Eyebrows were raised last week when the U.S. Fish & Wildlife Service released its economic analysis for the federally endangered arroyo toad, which included a $720 million budget for proposed critical habitats throughout Southern California, and a revised 2009 proposal for the endangered toad’s conservation plan. The proposal designates about 112,765 acres of land towards critical habitat zones across Santa Barbara, Ventura, Los Angeles, San Bernardino, Riverside, Orange, and San Diego counties.
The arroyo toad (Bufo californicus) is limited to slow moving streams or rivers in all stages of its life, and stagnant ponds with sandy banks during breeding season. These toads require vegetated stream banks and terraces—where the toads burrow in the dryer months—linking populations to upland habitats where they forage. It has been increasingly difficult to conserve transition zones between terrestrial and aquatic habitats as agriculture and other encroachments onto their habitats spreads higher in the watershed.
In addition to the economic analysis, Fish and Wildlife released a five-year plan updating the toad’s current status. “Arroyo toads have disappeared from approximately 75 percent of the species’ historically occupied habitat in California,” the plan reads. “The arroyo toad is threatened by habitat destruction, changes in river hydrology influenced by construction of dams and water diversions, alteration of riparian wetland habitats by agriculture and urbanization, overgrazing, mining activities, and introduced species.”

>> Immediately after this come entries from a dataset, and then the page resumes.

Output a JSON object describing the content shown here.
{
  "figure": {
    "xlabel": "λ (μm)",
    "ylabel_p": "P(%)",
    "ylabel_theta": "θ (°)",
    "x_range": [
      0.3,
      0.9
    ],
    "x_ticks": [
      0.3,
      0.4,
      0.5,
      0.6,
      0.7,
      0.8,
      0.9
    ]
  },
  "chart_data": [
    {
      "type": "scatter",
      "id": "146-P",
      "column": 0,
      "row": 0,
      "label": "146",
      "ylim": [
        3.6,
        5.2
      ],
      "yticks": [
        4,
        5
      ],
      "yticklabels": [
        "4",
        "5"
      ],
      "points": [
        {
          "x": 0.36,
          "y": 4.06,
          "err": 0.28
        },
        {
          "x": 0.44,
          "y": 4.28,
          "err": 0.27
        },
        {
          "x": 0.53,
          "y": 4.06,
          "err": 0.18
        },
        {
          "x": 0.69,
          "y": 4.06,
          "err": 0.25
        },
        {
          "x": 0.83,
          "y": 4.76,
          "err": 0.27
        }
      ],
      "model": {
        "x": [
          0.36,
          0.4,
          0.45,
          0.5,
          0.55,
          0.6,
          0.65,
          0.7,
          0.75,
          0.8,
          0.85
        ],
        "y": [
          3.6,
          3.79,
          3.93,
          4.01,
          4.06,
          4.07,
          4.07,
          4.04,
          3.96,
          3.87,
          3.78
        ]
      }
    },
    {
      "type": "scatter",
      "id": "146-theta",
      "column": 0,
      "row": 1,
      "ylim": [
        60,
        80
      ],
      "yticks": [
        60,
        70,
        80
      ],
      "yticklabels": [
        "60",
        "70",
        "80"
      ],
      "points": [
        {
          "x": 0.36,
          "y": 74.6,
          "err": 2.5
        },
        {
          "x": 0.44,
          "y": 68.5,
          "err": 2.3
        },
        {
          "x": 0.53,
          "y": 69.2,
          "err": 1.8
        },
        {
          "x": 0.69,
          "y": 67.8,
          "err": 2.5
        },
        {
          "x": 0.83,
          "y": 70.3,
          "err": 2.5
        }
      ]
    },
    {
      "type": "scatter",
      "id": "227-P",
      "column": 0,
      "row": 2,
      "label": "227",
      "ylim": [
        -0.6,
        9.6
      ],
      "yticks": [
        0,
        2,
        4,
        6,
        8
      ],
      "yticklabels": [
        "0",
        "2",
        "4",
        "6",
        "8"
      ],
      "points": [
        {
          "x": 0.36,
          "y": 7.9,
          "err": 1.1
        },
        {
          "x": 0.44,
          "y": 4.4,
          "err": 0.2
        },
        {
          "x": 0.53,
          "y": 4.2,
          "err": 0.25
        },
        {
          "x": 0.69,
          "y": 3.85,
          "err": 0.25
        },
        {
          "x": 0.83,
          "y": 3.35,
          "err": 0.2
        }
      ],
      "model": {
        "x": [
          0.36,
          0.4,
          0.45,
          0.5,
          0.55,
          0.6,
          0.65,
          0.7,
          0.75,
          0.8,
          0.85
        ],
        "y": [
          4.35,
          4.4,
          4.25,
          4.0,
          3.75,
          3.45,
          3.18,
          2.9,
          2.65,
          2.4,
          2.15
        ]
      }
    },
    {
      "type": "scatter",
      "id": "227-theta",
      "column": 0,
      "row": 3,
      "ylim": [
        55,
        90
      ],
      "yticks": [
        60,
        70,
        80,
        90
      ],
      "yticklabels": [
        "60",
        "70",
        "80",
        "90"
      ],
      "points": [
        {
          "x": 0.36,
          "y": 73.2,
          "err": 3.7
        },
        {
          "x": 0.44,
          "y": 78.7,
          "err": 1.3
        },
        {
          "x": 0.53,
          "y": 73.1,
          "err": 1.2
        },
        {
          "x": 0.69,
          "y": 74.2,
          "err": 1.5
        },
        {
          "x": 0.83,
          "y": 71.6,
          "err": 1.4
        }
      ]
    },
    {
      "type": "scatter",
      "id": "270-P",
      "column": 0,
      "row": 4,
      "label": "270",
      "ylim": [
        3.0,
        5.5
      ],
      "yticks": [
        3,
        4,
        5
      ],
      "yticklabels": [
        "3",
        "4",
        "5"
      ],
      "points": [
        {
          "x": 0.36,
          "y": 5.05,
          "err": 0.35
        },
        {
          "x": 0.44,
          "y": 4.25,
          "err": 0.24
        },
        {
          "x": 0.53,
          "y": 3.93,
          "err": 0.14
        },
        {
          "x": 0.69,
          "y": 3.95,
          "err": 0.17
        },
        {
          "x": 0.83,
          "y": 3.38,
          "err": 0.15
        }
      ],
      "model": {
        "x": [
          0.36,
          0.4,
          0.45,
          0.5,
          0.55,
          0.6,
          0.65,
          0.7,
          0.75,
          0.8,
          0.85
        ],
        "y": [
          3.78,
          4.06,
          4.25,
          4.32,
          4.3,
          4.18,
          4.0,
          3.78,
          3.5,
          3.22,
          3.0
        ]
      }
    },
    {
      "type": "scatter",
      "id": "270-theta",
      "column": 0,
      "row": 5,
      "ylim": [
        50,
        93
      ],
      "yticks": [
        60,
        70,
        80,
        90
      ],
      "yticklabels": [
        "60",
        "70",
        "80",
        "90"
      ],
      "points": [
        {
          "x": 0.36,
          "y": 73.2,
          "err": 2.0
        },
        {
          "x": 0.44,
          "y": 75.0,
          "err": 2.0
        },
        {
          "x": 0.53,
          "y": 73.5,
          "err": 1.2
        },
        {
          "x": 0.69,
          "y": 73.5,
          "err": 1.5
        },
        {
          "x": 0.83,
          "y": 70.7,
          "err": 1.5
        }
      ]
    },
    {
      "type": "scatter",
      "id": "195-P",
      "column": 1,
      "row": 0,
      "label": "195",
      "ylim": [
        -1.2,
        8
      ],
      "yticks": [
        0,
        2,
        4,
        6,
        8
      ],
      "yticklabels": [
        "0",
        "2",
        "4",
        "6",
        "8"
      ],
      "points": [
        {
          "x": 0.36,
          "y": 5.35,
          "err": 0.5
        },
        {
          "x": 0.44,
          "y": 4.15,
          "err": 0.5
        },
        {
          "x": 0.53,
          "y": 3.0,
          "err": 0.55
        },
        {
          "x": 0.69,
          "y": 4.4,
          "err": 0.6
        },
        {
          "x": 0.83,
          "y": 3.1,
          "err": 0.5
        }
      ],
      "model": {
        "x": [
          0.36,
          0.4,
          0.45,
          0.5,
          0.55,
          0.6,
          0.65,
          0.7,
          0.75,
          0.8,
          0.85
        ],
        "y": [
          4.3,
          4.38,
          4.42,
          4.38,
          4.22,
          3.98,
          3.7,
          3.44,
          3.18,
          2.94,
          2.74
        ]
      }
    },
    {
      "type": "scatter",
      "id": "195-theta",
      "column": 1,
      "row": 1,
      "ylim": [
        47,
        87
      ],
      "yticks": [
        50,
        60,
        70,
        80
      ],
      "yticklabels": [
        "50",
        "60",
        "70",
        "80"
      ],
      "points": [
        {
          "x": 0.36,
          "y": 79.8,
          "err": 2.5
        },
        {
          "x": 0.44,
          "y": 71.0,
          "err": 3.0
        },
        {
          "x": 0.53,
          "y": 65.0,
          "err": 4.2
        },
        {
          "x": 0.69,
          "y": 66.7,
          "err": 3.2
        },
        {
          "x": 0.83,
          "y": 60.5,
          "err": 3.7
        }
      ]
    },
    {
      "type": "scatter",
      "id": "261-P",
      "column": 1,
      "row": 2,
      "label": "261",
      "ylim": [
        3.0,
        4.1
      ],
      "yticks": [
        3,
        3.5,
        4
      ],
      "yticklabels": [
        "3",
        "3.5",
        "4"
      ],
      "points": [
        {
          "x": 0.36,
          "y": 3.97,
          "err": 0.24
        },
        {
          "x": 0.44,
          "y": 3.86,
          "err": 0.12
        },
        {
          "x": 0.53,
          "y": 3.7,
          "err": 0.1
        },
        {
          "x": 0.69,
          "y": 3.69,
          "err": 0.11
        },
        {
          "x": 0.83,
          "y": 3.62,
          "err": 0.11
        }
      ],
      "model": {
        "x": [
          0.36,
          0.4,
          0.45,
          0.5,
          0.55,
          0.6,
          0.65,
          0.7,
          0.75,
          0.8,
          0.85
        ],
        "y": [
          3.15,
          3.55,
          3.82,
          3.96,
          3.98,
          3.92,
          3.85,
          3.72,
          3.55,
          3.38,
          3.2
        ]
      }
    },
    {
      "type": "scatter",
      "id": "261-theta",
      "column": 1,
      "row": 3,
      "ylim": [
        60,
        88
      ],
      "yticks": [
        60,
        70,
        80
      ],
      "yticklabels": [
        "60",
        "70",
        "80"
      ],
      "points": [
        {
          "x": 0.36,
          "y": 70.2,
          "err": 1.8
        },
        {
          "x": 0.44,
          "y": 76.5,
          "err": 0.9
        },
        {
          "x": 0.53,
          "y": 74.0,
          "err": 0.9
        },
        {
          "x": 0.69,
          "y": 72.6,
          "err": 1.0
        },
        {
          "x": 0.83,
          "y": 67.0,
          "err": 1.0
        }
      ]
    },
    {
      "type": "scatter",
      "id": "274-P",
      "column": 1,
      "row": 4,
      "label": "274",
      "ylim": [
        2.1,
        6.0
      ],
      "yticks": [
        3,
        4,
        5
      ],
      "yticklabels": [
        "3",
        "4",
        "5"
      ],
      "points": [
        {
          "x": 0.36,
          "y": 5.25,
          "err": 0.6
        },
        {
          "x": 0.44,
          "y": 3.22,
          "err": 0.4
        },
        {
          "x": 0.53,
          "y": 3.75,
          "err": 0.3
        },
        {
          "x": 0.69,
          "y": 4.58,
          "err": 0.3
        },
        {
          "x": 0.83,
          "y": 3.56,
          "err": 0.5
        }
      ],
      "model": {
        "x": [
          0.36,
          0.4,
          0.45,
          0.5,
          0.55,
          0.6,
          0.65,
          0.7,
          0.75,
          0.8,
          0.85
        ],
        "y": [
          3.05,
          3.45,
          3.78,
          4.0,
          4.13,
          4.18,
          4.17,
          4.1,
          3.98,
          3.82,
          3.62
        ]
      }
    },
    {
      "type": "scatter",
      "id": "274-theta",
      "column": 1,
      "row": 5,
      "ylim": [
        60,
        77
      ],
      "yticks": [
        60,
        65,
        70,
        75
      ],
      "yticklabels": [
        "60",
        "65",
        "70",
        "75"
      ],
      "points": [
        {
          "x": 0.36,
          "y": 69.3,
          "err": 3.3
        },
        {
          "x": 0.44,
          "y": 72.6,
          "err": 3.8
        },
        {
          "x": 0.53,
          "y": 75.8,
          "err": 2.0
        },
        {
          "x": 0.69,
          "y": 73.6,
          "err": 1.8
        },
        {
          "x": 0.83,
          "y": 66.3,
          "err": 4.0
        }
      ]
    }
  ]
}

However, the update ends with conflicting messages. The report concludes that the toad’s status should be downlisted from endangered to threatened, a less urgent category. It also states that there is no evidence that populations have increased since the species was first listed 17 years ago.
The surveys do provide evidence that direct threats to the species have minimized since their listing, but the toads still face the threats affecting the pockets of land they remain isolated in.
UCSB Professor Sam Sweet explains, “All of the remaining populations are mutually isolated, and nearly all are contending with arrays of exotic predators, disease (chytrid fungi) and competitors (such as New Zealand mud snails); and every one is subject to catastrophic events.”
One of the more recent catastrophic events for local arroyo toad populations was the Zaca wildfire, and the methods used to contain it in upland habitats. According to Los Padres Forest Watch, “Unfortunately, recent wildfire suppression efforts on the Los Padres have significantly degraded some of the best remaining arroyo toad habitats, especially in Piru Creek, where bulldozers cleared large areas of land. Some estimates place the arroyo toad mortality at as much as 50%.”
Arroyo Toad habitat.
Professor Sweet also mentions that since the listing, there have been some beneficial changes for arroyo toads in the county. These include, he said, the “closure of five riverside campgrounds in the Los Padres where vehicle traffic after dark was killing adult toads, seasonal or permanent closure of several road segments that facilitated OHV trespass into creeks and riverbeds, and altering the operating agreements for Pyramid Dam (Piru Creek) to match natural flow rates.”
As for Fish and Wildlife’s proposal to designate critical habitat zones for the arroyo toad – well, that comes with mixed reviews from both conservationist and land owners. Unfortunately, the service has a reputation for designating critical habitat zones in areas that don’t always directly affect the species recovery, according to critics, and tends to exclude federal and private lands where there are established populations.
The Fish and Wildlife proposal does come with a 30-day opportunity for the public to weigh in with comments about conservation methods, budget costs, and revision plans. Land owners and conservationist are hoping that the public will urge Fish and Wildlife to reexamine designated critical habitat zones, and include areas aimed to directly benefit the species for population recovery. The end date for the comments board is July 29, and opinions may be posted on regulations.gov Fish and Wildlife’s website. Until then, the arroyo toad will be counting its days.